I’ve laid down a fair bit of doom and gloom and whilst being careful is key, buying off the plan can be a worthwhile investment. Changes in tax regulations in May of last year mean that established properties have a reduced allowance to deduct depreciation items, whereas the rulings for new properties have remained the same. In layman’s terms, this results in greater tax write offs for new properties which should result in a greater cash flow. The initial deposit on an off the plan property also tends to be quite small. It allows for a low barrier to entry for first time investors and, if the market favours, greater capital gains at the completion of the build.
For NSW Property, if you’re looking to buy off the plan for your first home with a value under $600,000, you’ll also be able to use the First Home Owner Grant which currently sits at $10,000.
New legislation also means that first home buyers will no longer have to pay stamp duty for properties up to $650,000, whilst for properties up to $800,000, there will be concessions available. On a $650,000 property, that’s a saving of approximately $25,000 in stamp duty. (Note: First Home Buyer Grants and Stamp Duty waiver differs by state).
There’s also the rather simple fact that buyers prefer new over old, and with the current oversupply of units in Melbourne, Brisbane and in some key areas of Sydney, this can be a major selling point.
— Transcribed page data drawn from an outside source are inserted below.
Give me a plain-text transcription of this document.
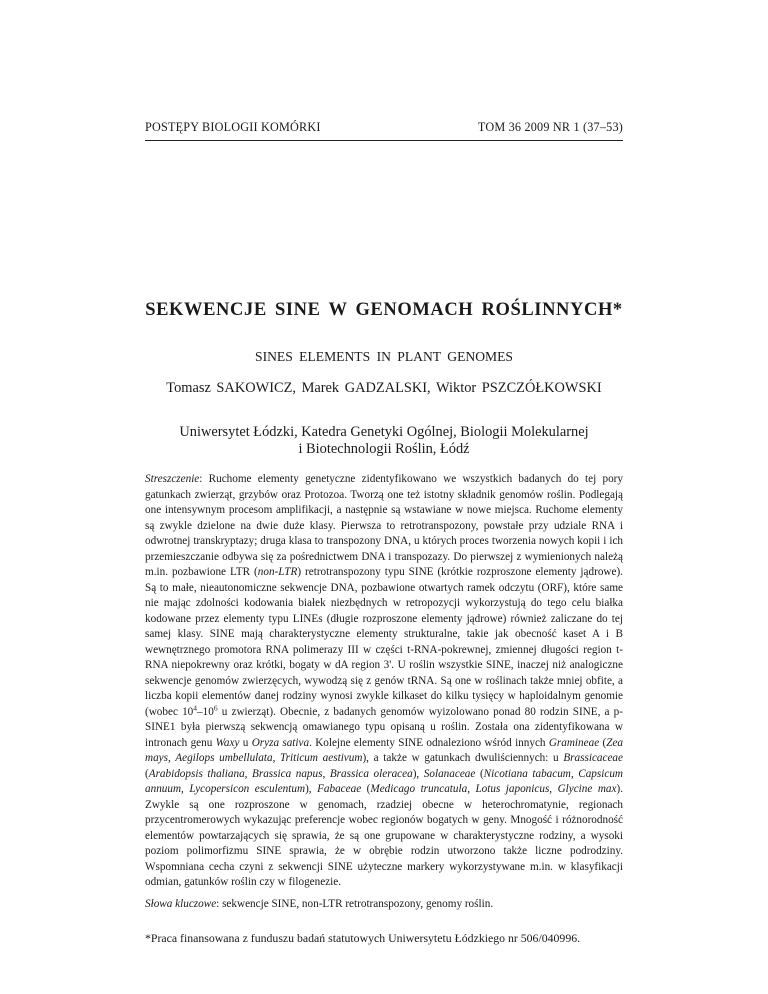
POSTĘPY BIOLOGII KOMÓRKI	TOM 36 2009 NR 1 (37–53)
SEKWENCJE SINE W GENOMACH ROŚLINNYCH*
SINES ELEMENTS IN PLANT GENOMES
Tomasz SAKOWICZ, Marek GADZALSKI, Wiktor PSZCZÓŁKOWSKI
Uniwersytet Łódzki, Katedra Genetyki Ogólnej, Biologii Molekularnej
i Biotechnologii Roślin, Łódź

Streszczenie: Ruchome elementy genetyczne zidentyfikowano we wszystkich badanych do tej pory gatunkach zwierząt, grzybów oraz Protozoa. Tworzą one też istotny składnik genomów roślin. Podlegają one intensywnym procesom amplifikacji, a następnie są wstawiane w nowe miejsca. Ruchome elementy są zwykle dzielone na dwie duże klasy. Pierwsza to retrotranspozony, powstałe przy udziale RNA i odwrotnej transkryptazy; druga klasa to transpozony DNA, u których proces tworzenia nowych kopii i ich przemieszczanie odbywa się za pośrednictwem DNA i transpozazy. Do pierwszej z wymienionych należą m.in. pozbawione LTR (non-LTR) retrotranspozony typu SINE (krótkie rozproszone elementy jądrowe). Są to małe, nieautonomiczne sekwencje DNA, pozbawione otwartych ramek odczytu (ORF), które same nie mając zdolności kodowania białek niezbędnych w retropozycji wykorzystują do tego celu białka kodowane przez elementy typu LINEs (długie rozproszone elementy jądrowe) również zaliczane do tej samej klasy. SINE mają charakterystyczne elementy strukturalne, takie jak obecność kaset A i B wewnętrznego promotora RNA polimerazy III w części t-RNA-pokrewnej, zmiennej długości region t-RNA niepokrewny oraz krótki, bogaty w dA region 3'. U roślin wszystkie SINE, inaczej niż analogiczne sekwencje genomów zwierzęcych, wywodzą się z genów tRNA. Są one w roślinach także mniej obfite, a liczba kopii elementów danej rodziny wynosi zwykle kilkaset do kilku tysięcy w haploidalnym genomie (wobec $10^4-10^6$ u zwierząt). Obecnie, z badanych genomów wyizolowano ponad 80 rodzin SINE, a p-SINE1 była pierwszą sekwencją omawianego typu opisaną u roślin. Została ona zidentyfikowana w intronach genu Waxy u Oryza sativa. Kolejne elementy SINE odnaleziono wśród innych Gramineae (Zea mays, Aegilops umbellulata, Triticum aestivum), a także w gatunkach dwuliściennych: u Brassicaceae (Arabidopsis thaliana, Brassica napus, Brassica oleracea), Solanaceae (Nicotiana tabacum, Capsicum annuum, Lycopersicon esculentum), Fabaceae (Medicago truncatula, Lotus japonicus, Glycine max). Zwykle są one rozproszone w genomach, rzadziej obecne w heterochromatynie, regionach przycentromerowych wykazując preferencje wobec regionów bogatych w geny. Mnogość i różnorodność elementów powtarzających się sprawia, że są one grupowane w charakterystyczne rodziny, a wysoki poziom polimorfizmu SINE sprawia, że w obrębie rodzin utworzono także liczne podrodziny. Wspomniana cecha czyni z sekwencji SINE użyteczne markery wykorzystywane m.in. w klasyfikacji odmian, gatunków roślin czy w filogenezie.

Słowa kluczowe: sekwencje SINE, non-LTR retrotranspozony, genomy roślin.

*Praca finansowana z funduszu badań statutowych Uniwersytetu Łódzkiego nr 506/040996.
Newer properties are being focused in areas of strong economic growth with climbing populations, such as in Sydney’s south-west region. The old adage; location, location, location. Builders know what modern buyers are looking for; good schools, travel links and modern conveniences. Investments here are likely to have good staying power in the future. On the flip side however, this over abundance of options can make for an oversaturated market. There’s a lot of property on the market right now, so have a good look around, it may be better to bet on something that already has four walls and windows than something that hasn’t yet gone beyond a design.
Plan, sleep on it, know your rights! When buying off the plan things can move quickly, and the seller will always try to work in a time pressure component to make you act on impulse. A well made up contract should allow for a ‘cool off clause’, so that even if you put down a deposit, you’ll have a short refund window to take stock and decide if it was a good move. This is an investment that you’ll be in for the long haul. Above all else remember that, and make sure your contract is protected against unforeseen occurrences. When it comes time for finishing, a material alteration clause should allow you to renegotiate your price if the finished building doesn’t hold up to the original design, but there are other intricacies to wind through. My big point on buying off the plan, get a good second opinion. Then a third and then a fourth. Experts, experts, experts!